US 12,093,646 B2
Systems and methods for semi-supervised extraction of text classification information
Zhengjie Miao, Mountain View, CA (US); Yuliang Li, Mountain View, CA (US); Xiaolan Wang, Mountain View, CA (US); and Wang-Chiew Tan, Mountain View, CA (US)
Assigned to RECRUIT CO., LTD., Tokyo (JP)
Filed by Recruit Co., Ltd., Tokyo (JP)
Filed on Jan. 15, 2021, as Appl. No. 17/151,088.
Prior Publication US 2022/0229984 A1, Jul. 21, 2022
Int. Cl.
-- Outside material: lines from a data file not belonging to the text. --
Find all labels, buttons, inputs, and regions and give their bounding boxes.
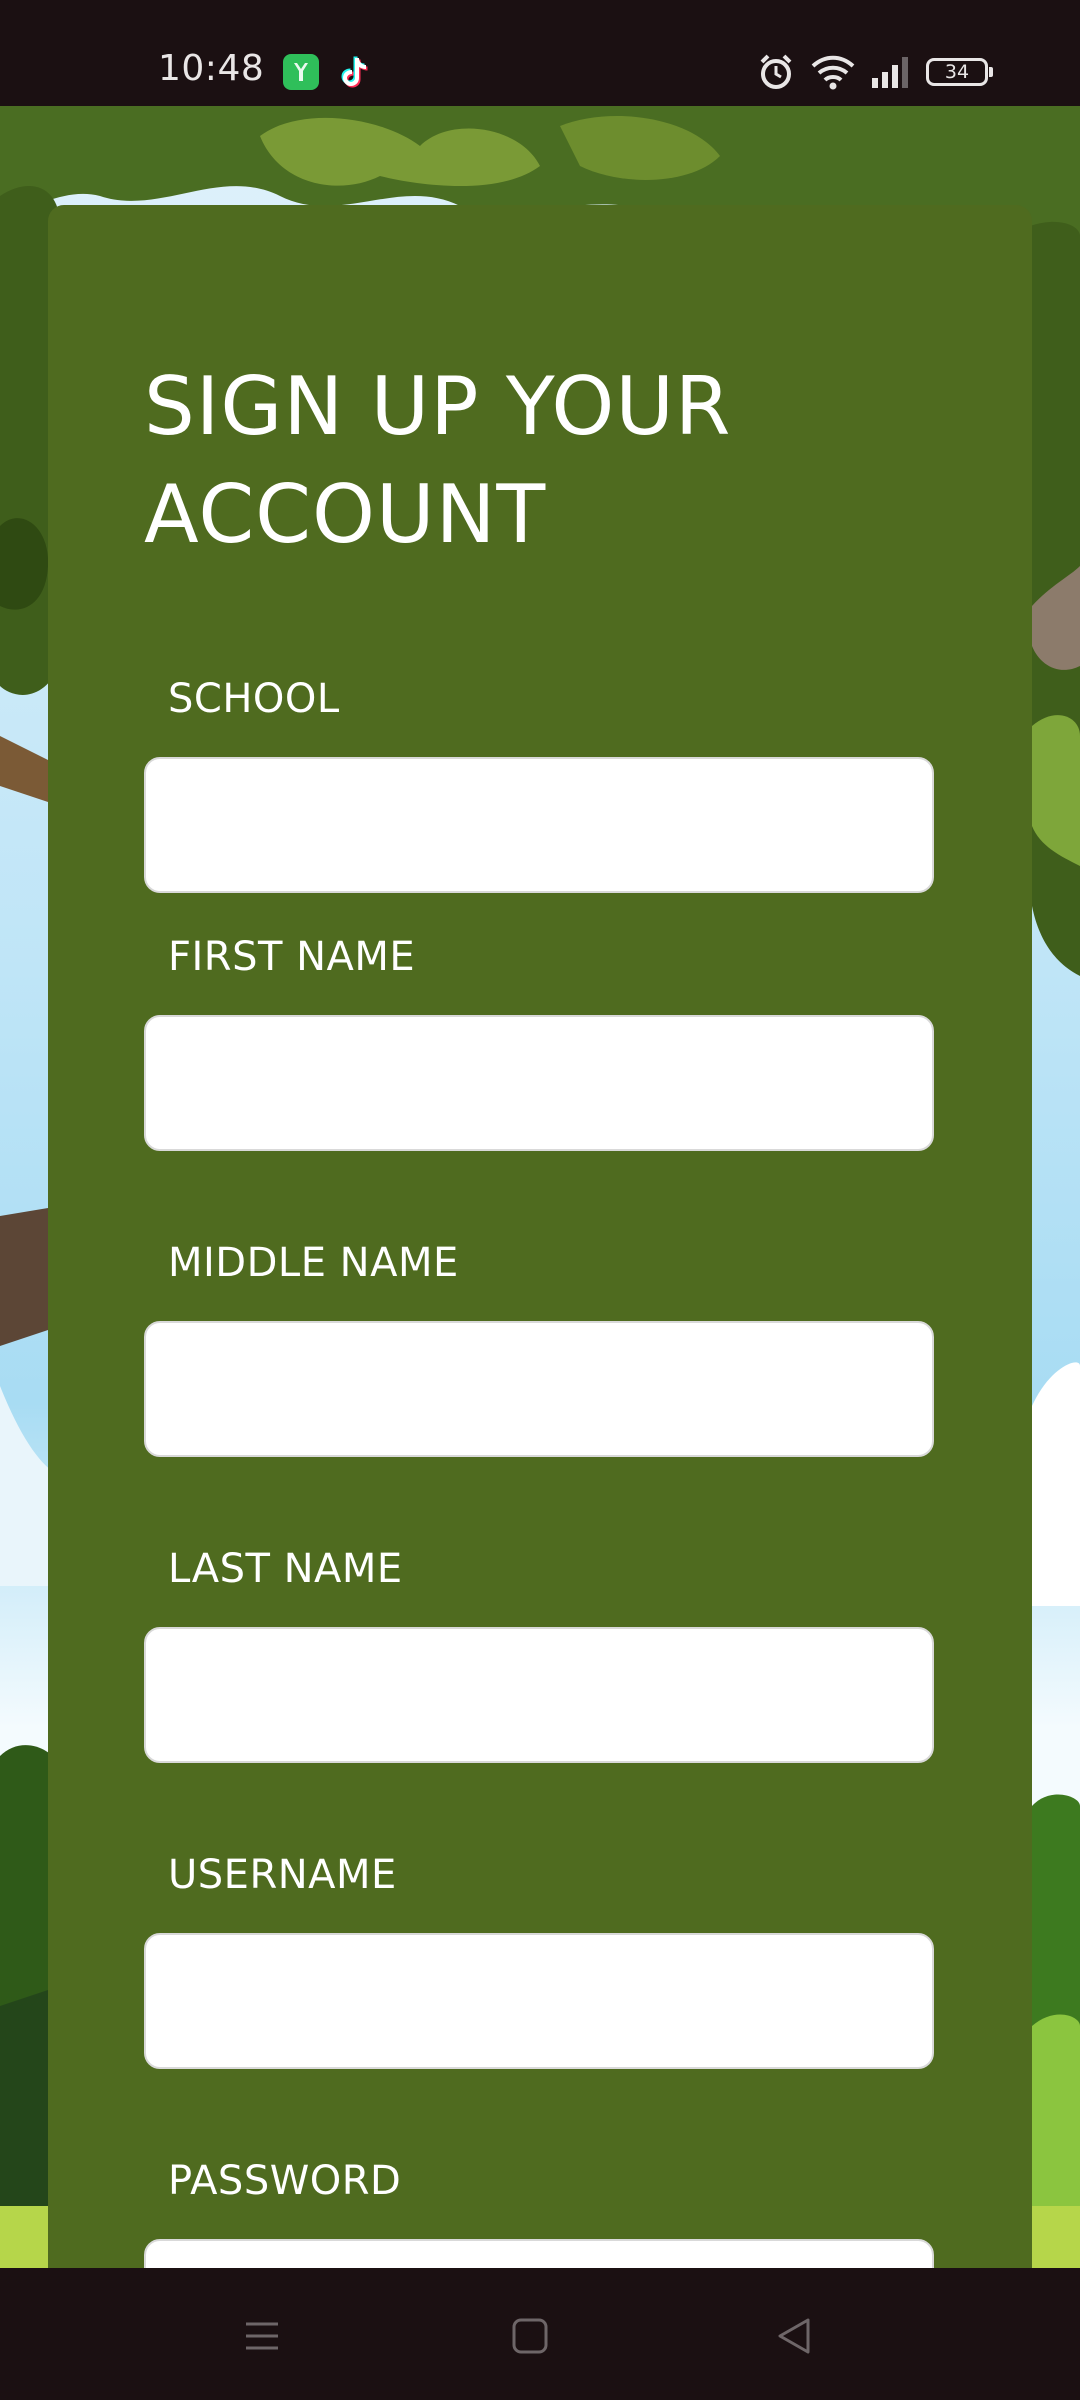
first-name-label: FIRST NAME — [168, 934, 416, 980]
screen: 10:48 34 SIGN UP YOUR ACCOUNT SCHOOL FIR… — [0, 0, 1080, 2400]
home-button[interactable] — [498, 2304, 562, 2368]
page-title: SIGN UP YOUR ACCOUNT — [144, 360, 732, 561]
first-name-input[interactable] — [144, 1015, 934, 1151]
back-button[interactable] — [762, 2304, 826, 2368]
last-name-label: LAST NAME — [168, 1546, 403, 1592]
password-input[interactable] — [144, 2239, 934, 2268]
battery-level: 34 — [944, 61, 970, 83]
back-icon — [778, 2318, 810, 2354]
status-time: 10:48 — [158, 48, 265, 89]
signal-icon — [872, 57, 908, 88]
school-label: SCHOOL — [168, 676, 340, 722]
middle-name-input[interactable] — [144, 1321, 934, 1457]
wifi-icon — [811, 55, 855, 90]
alarm-icon — [760, 54, 792, 89]
school-input[interactable] — [144, 757, 934, 893]
navigation-bar — [0, 2268, 1080, 2400]
middle-name-label: MIDDLE NAME — [168, 1240, 459, 1286]
tiktok-icon — [334, 52, 374, 92]
status-bar: 10:48 34 — [0, 0, 1080, 106]
system-status-icons: 34 — [756, 50, 993, 94]
username-label: USERNAME — [168, 1852, 397, 1898]
home-icon — [512, 2318, 548, 2354]
last-name-input[interactable] — [144, 1627, 934, 1763]
password-label: PASSWORD — [168, 2158, 402, 2204]
signup-form-card: SIGN UP YOUR ACCOUNT SCHOOL FIRST NAME M… — [48, 205, 1032, 2268]
menu-icon — [246, 2322, 278, 2350]
battery-icon: 34 — [926, 58, 993, 86]
store-app-icon — [283, 54, 319, 90]
username-input[interactable] — [144, 1933, 934, 2069]
menu-button[interactable] — [230, 2304, 294, 2368]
G06F 40/284 (2020.01); G06F 40/289 (2020.01); G06N 5/04 (2023.01); G06N 20/00 (2019.01)
CPC G06F 40/284 (2020.01) [G06F 40/289 (2020.01); G06N 5/04 (2013.01); G06N 20/00 (2019.01)] 19 Claims
OG exemplary drawing
 
1. A non-transitory computer readable storage medium storing instructions that are executable by a text classification system that includes one or more processors to cause the text classification system to perform a method for extracting classification information, the method comprising:
obtaining input text;
identifying a plurality of tokens in the input text;
pre-training a machine learning model by:
accessing an opinion phrase from a set of labeled data;
generating a first set of opinion phrases using the opinion phrase, wherein the generating comprises replacing of a span in the opinion phrase and storing the opinion phrase with the replaced span;
interpolating a second set of opinion phrases using the first set of opinion phrases;
storing the first and second set of opinion phrases; and
providing the first and second set of opinion phrases for training the machine learning model;
determining tagging information of the plurality of tokens using a first classification layer of the machine learning model;
pairing sequences of tokens using the tagging information associated with the plurality of tokens, wherein the paired sequences of tokens are determined by a second classification layer of the machine learning model;
determining one or more attribute classifiers to apply to the one or more paired sequences, wherein the attribute classifiers are determined by a third classification layer of the machine learning model;
evaluating sentiments of the paired sequences, wherein the sentiments of the paired sequences are determined by a fourth classification layer of the machine learning model;
aggregating sentiments of the paired sequences associated with an attribute classifier of the one or more attribute classifiers; and
storing the aggregated sentiments of each attribute classifier and the one or more attribute classifiers.